Mordenheim
- Author: Chet Williamson
- Language: English
- Series: Ravenloft series
- Genre: Fantasy novel
- Published: 1994 (TSR, Inc.)
- Publication place: United States
- Media type: Print (Paperback)
- Pages: 313 pp (first edition, paperback)
- ISBN: 978-0786902064 (first edition, paperback)
- Preceded by: The Enemy Within
- Followed by: Tales of Ravenloft

= Mordenheim =

1994 horror fantasy novel

Mordenheim is a fantasy horror novel by Chet Williamson, set in the world of Ravenloft, and based on the Dungeons & Dragons game. It was published by TSR in 1994.

==Plot summary==
After his wife dies, scientist Victor Mordenheim envisions bringing her back to life in a new host body. He first experiments by creating a living being, Adam, from the bodies of the dead. Mordenheim then uses two inexperienced spiritualists, Friederich and Hilda, to find a young woman to house his wife's spirit. Adam objects to Mordenheim's plan and kidnaps the young woman chosen for the experiment. Friederich and Hilda then pursue Adam.

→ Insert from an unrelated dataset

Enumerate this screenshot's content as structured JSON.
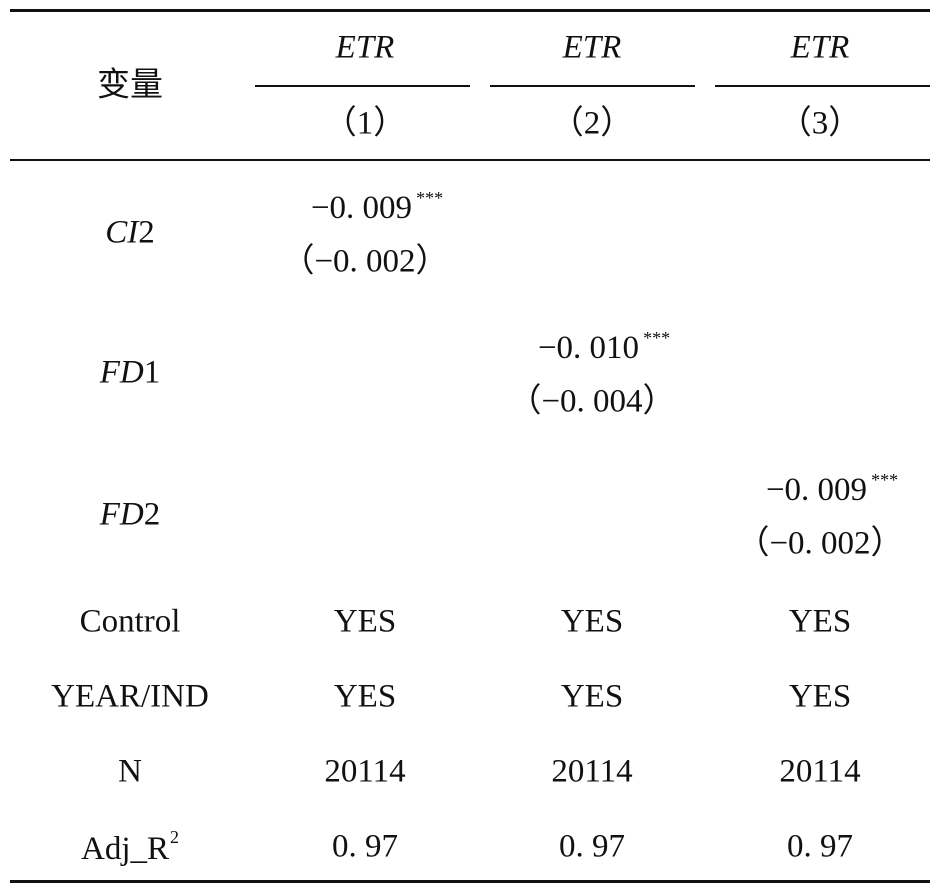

Critics noted the strong similarity to Mary Shelley's gothic horror novel Frankenstein.

==Publication history==
Seeking to create a new setting for its Dungeons & Dragons fantasy role-playing game franchise, TSR released Ravenloft, a horror campaign setting. It proved very popular, and over the next decade, TSR released many adventures and supplements for the Ravenloft setting, including a series of novels. The ninth of these novels was Mordenheim, written by Chet Williamson with cover art by Roger Loveless, published in 1994.

==Reception==
Writing for Science Fiction Chronicle, critic Don D'Ammassa noted that in recent works, "TSR has been illuminating the dark side of fantasy with its Ravenloft series." D'Ammassa called the novel "an elaborate retelling of the Frankenstein story ... An atmospheric story heavy on gothic elements and despite its clear debt to Mary Shelley, it's the best entry yet in this series."

In the November 1994 issue of Kliatt, Gail Roberts noted "Perspective shifts as the narrative voice changes from Adam to the young assistants, and so on, but not in a confusing way." Roberts concluded this was "a worthy addition to the Ravenloft series."